Note 39:[ (retour) ] Au sommet des montagnes, l'atmosphère devenant plus rare, s'oppose moins à la dispersion de la chaleur; à l'hospice du Grand-Saint-Bernard, à 2075 mètres au-dessus du niveau de la mer, la température moyenne est d'un degré au-dessous de zéro.

La réflexion des rayons lumineux qui frappent une partie de l'atmosphère au-dessus d'un lieu m de la terre, quand le soleil est un peu au-dessous de l'horizon de ce lieu, produit cette lumière indirecte connue sous le nom d'aurore ou de crépuscule, qui prolonge d'une manière si sensible et si utile la durée du jour solaire. Si l'atmosphère n'existait pas, la nuit la plus absolue succéderait subitement au jour le plus brillant, et réciproquement.

106. Extinction des rayons lumineux. L'atmosphère incomplètement transparente éteint une partie des rayons qui la traversent. Cette extinction, faible pour les rayons verticaux, augmente avec la distance zénithale de l'astre, parce que l'épaisseur de la couche atmosphérique traversée par la lumière augmente avec cette distance; AG (fig. 46) vaut environ 16 AB. L'extinction de la lumière et de la chaleur solaire sont donc beaucoup plus grandes quand le soleil est près de l'horizon; cette extinction est encore augmentée par les vapeurs opaques qui existent dans les basses régions de l'atmosphère. C'est pourquoi le soleil nous paraît moins éblouissant à l'horizon qu'au zénith.

Les astres nous paraissent plus éloignés à l'horizon qu'au zénith; cela tient encore à ce que les molécules d'air, qui réfléchissent à l'œil la lumière émanée de ces astres, s'étendent beaucoup plus loin à l'horizon qu'au zénith; l'œil auquel arrivent ces rayons réfléchis doit juger les distances plus grandes dans le premier cas que dans le second. D'ailleurs l'extinction plus grande des rayons lumineux donne aux objets une teinte bleuâtre plus prononcée qui contribue à nous les faire paraître plus éloignés.

107. Réfraction. L'atmosphère possède, comme tous les milieux transparents, la propriété de réfracter les rayons lumineux, c'est-à-dire de les détourner de leur direction rectiligne. Cette déviation a lieu suivant cette loi démontrée en physique:

Quand un rayon lumineux SA (fig. 47) passe d'un milieu dans un autre plus dense, par exemple du vide dans l'air, il se brise suivant AB, en se rapprochant de la perpendiculaire, NN', à la surface de séparation des milieux, sans quitter le plan normal SAN. Si le nouveau milieu est moins dense, le rayon s'écarte de la normale.

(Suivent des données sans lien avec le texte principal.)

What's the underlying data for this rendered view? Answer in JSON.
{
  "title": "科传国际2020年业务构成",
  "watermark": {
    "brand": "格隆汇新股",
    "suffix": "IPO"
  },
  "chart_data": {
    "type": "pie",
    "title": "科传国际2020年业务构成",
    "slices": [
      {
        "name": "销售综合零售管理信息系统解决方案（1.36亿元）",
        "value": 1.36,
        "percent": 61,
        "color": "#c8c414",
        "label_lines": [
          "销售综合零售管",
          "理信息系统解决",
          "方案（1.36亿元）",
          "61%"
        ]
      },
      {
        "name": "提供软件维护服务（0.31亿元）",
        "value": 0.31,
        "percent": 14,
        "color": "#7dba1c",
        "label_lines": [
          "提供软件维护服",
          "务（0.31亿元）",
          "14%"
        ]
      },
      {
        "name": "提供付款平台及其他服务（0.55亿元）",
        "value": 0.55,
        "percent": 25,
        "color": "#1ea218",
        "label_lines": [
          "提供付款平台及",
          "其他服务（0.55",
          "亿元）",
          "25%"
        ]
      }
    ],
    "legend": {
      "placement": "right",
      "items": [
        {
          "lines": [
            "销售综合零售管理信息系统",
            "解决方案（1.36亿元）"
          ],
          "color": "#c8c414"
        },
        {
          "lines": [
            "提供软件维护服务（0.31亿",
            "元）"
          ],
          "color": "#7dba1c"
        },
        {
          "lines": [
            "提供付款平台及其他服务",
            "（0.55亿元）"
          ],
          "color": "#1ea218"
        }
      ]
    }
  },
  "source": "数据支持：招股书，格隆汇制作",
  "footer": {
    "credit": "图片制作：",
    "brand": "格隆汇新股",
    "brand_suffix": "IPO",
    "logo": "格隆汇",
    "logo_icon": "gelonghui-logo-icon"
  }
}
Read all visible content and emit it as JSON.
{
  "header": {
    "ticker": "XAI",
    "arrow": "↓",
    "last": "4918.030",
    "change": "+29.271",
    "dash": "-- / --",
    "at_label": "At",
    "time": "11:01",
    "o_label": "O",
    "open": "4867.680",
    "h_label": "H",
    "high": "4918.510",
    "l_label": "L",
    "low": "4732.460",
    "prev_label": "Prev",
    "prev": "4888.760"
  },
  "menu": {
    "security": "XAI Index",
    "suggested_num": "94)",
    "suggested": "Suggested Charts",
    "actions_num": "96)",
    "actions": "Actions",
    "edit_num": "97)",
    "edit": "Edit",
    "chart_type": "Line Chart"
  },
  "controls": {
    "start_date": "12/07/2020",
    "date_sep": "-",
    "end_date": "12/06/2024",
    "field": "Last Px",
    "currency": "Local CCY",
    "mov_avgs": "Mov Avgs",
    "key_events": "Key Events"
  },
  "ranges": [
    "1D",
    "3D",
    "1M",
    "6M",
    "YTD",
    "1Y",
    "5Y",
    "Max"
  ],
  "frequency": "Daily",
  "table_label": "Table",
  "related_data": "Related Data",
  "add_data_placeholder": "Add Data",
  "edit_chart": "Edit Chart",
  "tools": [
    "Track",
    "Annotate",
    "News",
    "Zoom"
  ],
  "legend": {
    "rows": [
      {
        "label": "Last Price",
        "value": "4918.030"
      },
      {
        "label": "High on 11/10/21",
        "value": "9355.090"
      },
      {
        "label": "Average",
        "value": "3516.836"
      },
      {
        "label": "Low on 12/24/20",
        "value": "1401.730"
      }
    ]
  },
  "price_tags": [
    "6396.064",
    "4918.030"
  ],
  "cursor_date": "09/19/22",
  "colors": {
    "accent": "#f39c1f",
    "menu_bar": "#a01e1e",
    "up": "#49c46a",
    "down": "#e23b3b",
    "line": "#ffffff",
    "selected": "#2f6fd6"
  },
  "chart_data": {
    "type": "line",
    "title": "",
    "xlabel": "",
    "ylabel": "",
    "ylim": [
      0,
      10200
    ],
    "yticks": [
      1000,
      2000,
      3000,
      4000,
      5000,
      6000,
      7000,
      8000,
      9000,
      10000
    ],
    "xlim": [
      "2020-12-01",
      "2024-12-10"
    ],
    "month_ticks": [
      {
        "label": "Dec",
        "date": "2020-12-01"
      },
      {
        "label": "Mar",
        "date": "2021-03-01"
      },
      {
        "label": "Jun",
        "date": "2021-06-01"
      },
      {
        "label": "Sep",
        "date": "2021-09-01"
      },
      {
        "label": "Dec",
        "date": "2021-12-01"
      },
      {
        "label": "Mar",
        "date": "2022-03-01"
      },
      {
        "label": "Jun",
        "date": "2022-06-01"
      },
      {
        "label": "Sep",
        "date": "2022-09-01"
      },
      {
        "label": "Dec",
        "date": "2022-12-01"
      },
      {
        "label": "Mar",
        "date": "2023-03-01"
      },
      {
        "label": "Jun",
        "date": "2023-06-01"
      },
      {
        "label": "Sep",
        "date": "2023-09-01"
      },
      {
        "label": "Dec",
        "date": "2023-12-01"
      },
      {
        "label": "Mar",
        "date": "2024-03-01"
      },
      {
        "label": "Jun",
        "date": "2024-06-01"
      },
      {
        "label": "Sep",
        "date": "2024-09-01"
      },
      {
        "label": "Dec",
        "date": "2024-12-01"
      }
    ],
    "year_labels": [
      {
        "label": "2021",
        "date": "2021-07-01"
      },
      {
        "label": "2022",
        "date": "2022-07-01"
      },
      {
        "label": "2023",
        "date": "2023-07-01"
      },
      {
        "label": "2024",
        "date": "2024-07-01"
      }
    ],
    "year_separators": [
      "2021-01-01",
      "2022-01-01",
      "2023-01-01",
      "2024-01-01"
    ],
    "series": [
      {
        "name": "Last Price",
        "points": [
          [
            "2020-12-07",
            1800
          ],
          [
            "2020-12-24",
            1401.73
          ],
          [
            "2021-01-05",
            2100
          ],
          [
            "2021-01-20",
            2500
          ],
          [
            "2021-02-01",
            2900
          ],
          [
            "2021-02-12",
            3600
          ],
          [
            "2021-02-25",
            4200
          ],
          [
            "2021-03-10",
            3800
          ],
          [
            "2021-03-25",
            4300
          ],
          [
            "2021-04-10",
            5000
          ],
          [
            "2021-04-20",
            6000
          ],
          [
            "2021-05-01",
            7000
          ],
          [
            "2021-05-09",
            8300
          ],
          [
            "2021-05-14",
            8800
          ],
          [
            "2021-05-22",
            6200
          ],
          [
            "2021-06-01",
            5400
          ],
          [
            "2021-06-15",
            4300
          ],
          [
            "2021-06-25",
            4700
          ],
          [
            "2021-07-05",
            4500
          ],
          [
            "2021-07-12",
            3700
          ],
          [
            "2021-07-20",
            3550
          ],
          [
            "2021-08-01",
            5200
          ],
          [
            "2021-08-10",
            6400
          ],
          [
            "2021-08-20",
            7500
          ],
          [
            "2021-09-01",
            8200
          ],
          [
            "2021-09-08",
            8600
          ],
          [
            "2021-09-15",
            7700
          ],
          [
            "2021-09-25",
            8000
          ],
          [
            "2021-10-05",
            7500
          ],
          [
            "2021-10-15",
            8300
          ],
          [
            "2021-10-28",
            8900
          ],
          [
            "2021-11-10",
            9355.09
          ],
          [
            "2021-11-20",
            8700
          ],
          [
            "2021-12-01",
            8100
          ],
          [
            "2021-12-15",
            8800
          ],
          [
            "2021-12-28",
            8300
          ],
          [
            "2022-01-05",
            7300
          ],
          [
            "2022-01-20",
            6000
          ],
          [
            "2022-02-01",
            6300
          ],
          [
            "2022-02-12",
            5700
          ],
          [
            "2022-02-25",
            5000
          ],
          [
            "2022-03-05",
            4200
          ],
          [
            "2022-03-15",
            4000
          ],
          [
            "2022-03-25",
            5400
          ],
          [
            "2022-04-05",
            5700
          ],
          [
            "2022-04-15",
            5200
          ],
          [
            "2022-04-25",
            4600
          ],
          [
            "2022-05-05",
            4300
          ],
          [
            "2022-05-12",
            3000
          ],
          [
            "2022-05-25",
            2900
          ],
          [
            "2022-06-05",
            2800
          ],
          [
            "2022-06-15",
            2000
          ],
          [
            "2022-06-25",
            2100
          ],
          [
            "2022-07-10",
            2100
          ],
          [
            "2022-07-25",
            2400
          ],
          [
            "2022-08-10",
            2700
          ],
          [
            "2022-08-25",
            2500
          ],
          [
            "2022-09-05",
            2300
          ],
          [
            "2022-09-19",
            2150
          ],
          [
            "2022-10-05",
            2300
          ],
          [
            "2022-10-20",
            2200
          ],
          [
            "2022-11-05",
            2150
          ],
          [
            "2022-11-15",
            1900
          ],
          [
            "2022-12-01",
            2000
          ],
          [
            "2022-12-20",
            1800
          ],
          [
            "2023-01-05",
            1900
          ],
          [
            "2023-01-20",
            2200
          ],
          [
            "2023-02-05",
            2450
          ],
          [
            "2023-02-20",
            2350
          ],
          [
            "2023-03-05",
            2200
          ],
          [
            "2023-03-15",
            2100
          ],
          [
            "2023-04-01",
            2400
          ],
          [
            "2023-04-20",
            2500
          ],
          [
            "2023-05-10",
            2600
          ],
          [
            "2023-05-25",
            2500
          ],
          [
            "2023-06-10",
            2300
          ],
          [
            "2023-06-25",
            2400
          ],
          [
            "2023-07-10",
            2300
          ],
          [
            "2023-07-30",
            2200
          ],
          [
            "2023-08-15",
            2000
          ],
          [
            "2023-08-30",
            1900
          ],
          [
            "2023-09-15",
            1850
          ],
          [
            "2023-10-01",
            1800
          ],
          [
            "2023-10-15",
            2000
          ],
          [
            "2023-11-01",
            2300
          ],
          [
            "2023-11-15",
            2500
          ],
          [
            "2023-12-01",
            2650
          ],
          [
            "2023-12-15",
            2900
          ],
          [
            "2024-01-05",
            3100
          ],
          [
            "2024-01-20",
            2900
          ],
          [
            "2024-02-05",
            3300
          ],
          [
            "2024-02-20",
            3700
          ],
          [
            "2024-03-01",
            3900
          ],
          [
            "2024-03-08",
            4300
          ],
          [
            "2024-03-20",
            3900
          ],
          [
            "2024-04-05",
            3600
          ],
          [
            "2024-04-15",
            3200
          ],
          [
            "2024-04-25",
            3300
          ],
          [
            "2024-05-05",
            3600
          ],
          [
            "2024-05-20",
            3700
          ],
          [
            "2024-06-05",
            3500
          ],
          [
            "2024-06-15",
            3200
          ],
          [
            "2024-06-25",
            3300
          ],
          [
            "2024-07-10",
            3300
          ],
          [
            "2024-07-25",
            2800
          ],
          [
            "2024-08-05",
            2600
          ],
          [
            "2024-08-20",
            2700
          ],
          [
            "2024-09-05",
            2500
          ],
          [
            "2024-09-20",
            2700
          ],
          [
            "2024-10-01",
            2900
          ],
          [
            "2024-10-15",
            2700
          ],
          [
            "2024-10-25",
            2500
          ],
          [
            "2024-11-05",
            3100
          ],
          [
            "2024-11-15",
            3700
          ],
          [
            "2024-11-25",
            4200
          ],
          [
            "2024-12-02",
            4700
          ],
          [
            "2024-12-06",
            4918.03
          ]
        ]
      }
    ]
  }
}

De cette propriété il résulte que les objets célestes, qui sont vus dans une direction oblique à l'atmosphère, nous paraissent situés autrement que nous les verrions si l'atmosphère n'existait pas. Il nous faut donc connaître le sens et la valeur de ce déplacement, si nous voulons savoir, à un instant donné, quelles sont les véritables positions des astres que nous observons.